Minggu, 26 Juli 2009

Lulus dengan Jujur

Beberapa hari belakangan ini saya melakukan survey sederhana dengan siswa kelas XII di SMA saya. Pada pertemuan pertama pelajaran Bahasa Inggris dan Conversation saya minta mereka menulis semua keinginannya dalam waktu 1 sampai 5 tahun mendatang. Cukup menarik, untuk menulis keinginan sendiri terdapat beberapa siswa berpikir keras. Hal tersebut dapat terlihat pada menit awal mereka masih berpikir akan menulis apa. Ada siswa dalam menit ketiga sudah menulis sekitar lima baris tentang keinginannya. Pada saat yang bersamaan ada yang masih satu baris, bahkan ada yang belum menulis. Setelah lima menit saya minta mereka berhenti menulis.

Setelah menulis saya lanjutkan bertanya kepada mereka apakah ada yang bersedia membaca dengan keras tentang keinginannnya. Sehingga mungkin dapat menginspirasi temannya. Dari lima kelas yang saya masuki, satu kelasnya sekitar 40 siswa, tidak lebih dari lima siswa yang mengangkat tangan dan bersedia membaca. Akhirnya beberapa siswa lainnya saya tunjuk. Setelah siswa membaca tulisannya, saya berikan sedikit gambaran dan cerita tentang apa yang dibaca sehingga apa yang dia baca sesungguhnya sesuatu yang dapat memberikan inspirasi.

Dari sekitar 200 siswa kelas XII 95% punya keinginan secara tertulis ingin lulus. Setelah tahu banyak yang menulis kata lulus saya mengajukan pertanyaan secara lisan kepada mereka.
"Anak-anak, siapa yang menulis kata lulus dalam tulisannya?" Hampir semua siswa mengangkat tangan.
"Lalu saya bertanya lagi, siapa yang menghubungkan kata lulus dengan nilai baik atau memuaskan?" Agak berkurang yang mengangkat tangan, akan tetapi masih banyak.
Yang menarik ketika pertanyaan saya lanjutkan, "Siapa yang menulis kata lulus dihubungkan dengan kata 'jujur'?"
Dari sekitar 200 siswa kelas XII tidak ada yang menulisnya. Tapi tetap saya lanjutkan bertanya.
"Okelah, sekarang siapa yang ingin lulus dengan jujur?"
Dari lima kelas saya kasih pertanyaan terakhir ini, hanya satu kelas yang hanya sekitar dua siswa dari 40 siswa tidak angkat tangan. Berarti mayoritas ingin lulus dengan jujur. Lalu kelas satunya hanya 4 siswa yang mau angkat tangan. Sisanya 100% siswa tidak mau lulus dengan jujur.

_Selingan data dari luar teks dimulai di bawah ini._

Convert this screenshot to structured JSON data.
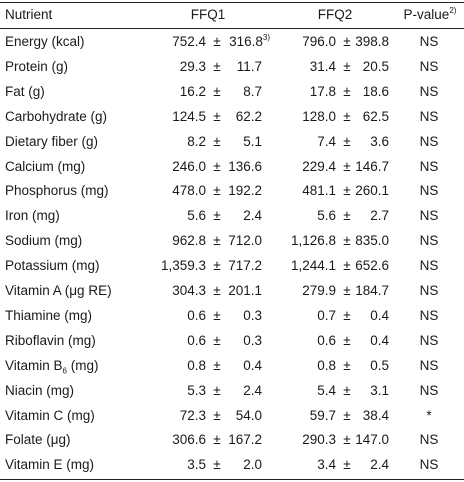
{
  "header": {
    "nutrient": "Nutrient",
    "ffq1": "FFQ1",
    "ffq2": "FFQ2",
    "pvalue": "P-value",
    "pvalue_sup": "2)"
  },
  "rows": [
    {
      "name": "Energy (kcal)",
      "f1_mean": "752.4",
      "f1_sd": "316.8",
      "f1_sup": "3)",
      "f2_mean": "796.0",
      "f2_sd": "398.8",
      "p": "NS"
    },
    {
      "name": "Protein (g)",
      "f1_mean": "29.3",
      "f1_sd": "11.7",
      "f2_mean": "31.4",
      "f2_sd": "20.5",
      "p": "NS"
    },
    {
      "name": "Fat (g)",
      "f1_mean": "16.2",
      "f1_sd": "8.7",
      "f2_mean": "17.8",
      "f2_sd": "18.6",
      "p": "NS"
    },
    {
      "name": "Carbohydrate (g)",
      "f1_mean": "124.5",
      "f1_sd": "62.2",
      "f2_mean": "128.0",
      "f2_sd": "62.5",
      "p": "NS"
    },
    {
      "name": "Dietary fiber (g)",
      "f1_mean": "8.2",
      "f1_sd": "5.1",
      "f2_mean": "7.4",
      "f2_sd": "3.6",
      "p": "NS"
    },
    {
      "name": "Calcium (mg)",
      "f1_mean": "246.0",
      "f1_sd": "136.6",
      "f2_mean": "229.4",
      "f2_sd": "146.7",
      "p": "NS"
    },
    {
      "name": "Phosphorus (mg)",
      "f1_mean": "478.0",
      "f1_sd": "192.2",
      "f2_mean": "481.1",
      "f2_sd": "260.1",
      "p": "NS"
    },
    {
      "name": "Iron (mg)",
      "f1_mean": "5.6",
      "f1_sd": "2.4",
      "f2_mean": "5.6",
      "f2_sd": "2.7",
      "p": "NS"
    },
    {
      "name": "Sodium (mg)",
      "f1_mean": "962.8",
      "f1_sd": "712.0",
      "f2_mean": "1,126.8",
      "f2_sd": "835.0",
      "p": "NS"
    },
    {
      "name": "Potassium (mg)",
      "f1_mean": "1,359.3",
      "f1_sd": "717.2",
      "f2_mean": "1,244.1",
      "f2_sd": "652.6",
      "p": "NS"
    },
    {
      "name": "Vitamin A (μg RE)",
      "f1_mean": "304.3",
      "f1_sd": "201.1",
      "f2_mean": "279.9",
      "f2_sd": "184.7",
      "p": "NS"
    },
    {
      "name": "Thiamine (mg)",
      "f1_mean": "0.6",
      "f1_sd": "0.3",
      "f2_mean": "0.7",
      "f2_sd": "0.4",
      "p": "NS"
    },
    {
      "name": "Riboflavin (mg)",
      "f1_mean": "0.6",
      "f1_sd": "0.3",
      "f2_mean": "0.6",
      "f2_sd": "0.4",
      "p": "NS"
    },
    {
      "name": "Vitamin B",
      "name_sub": "6",
      "name_after": " (mg)",
      "f1_mean": "0.8",
      "f1_sd": "0.4",
      "f2_mean": "0.8",
      "f2_sd": "0.5",
      "p": "NS"
    },
    {
      "name": "Niacin (mg)",
      "f1_mean": "5.3",
      "f1_sd": "2.4",
      "f2_mean": "5.4",
      "f2_sd": "3.1",
      "p": "NS"
    },
    {
      "name": "Vitamin C (mg)",
      "f1_mean": "72.3",
      "f1_sd": "54.0",
      "f2_mean": "59.7",
      "f2_sd": "38.4",
      "p": "*"
    },
    {
      "name": "Folate (μg)",
      "f1_mean": "306.6",
      "f1_sd": "167.2",
      "f2_mean": "290.3",
      "f2_sd": "147.0",
      "p": "NS"
    },
    {
      "name": "Vitamin E (mg)",
      "f1_mean": "3.5",
      "f1_sd": "2.0",
      "f2_mean": "3.4",
      "f2_sd": "2.4",
      "p": "NS"
    }
  ],
  "pm_symbol": "±"
}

Saya tanya dengan sederhana, "Kenapa tidak mau jujur?"
Mereka menjawab, "Takut tidak lulus."

Ya, suatu jawaban polos dari generasi masa depan yang takut mengahapi kegagalan. Padahal di antara mereka ada yang punya cita-cita menjadi guru, dosen, polisi, pilot, angakatan laut, dokter, bidan perawat dan pekerjaan mulia lainnya. Dua belas tahun yang lalu (1997) saya juga duduk di bangku kelas 3 seperti mereka sekarang, waktu itu tidak ada kepikiran untuk tidak jujur ketika UNAS, sekarang saya sudah berdiri di depan kelas sebagai seorang guru Bahasa Inggris. Sekarang mereka memang hanya siswa kelas XII di suatu SMA, coba bayangkan 12 atau 15 tahun lagi ketika generasi yang tidak mau jujur sudah mencapai cita-citanya. Semoga Allah menyelamatkan kita dan keturunan kita dari perilaku tidak jujur.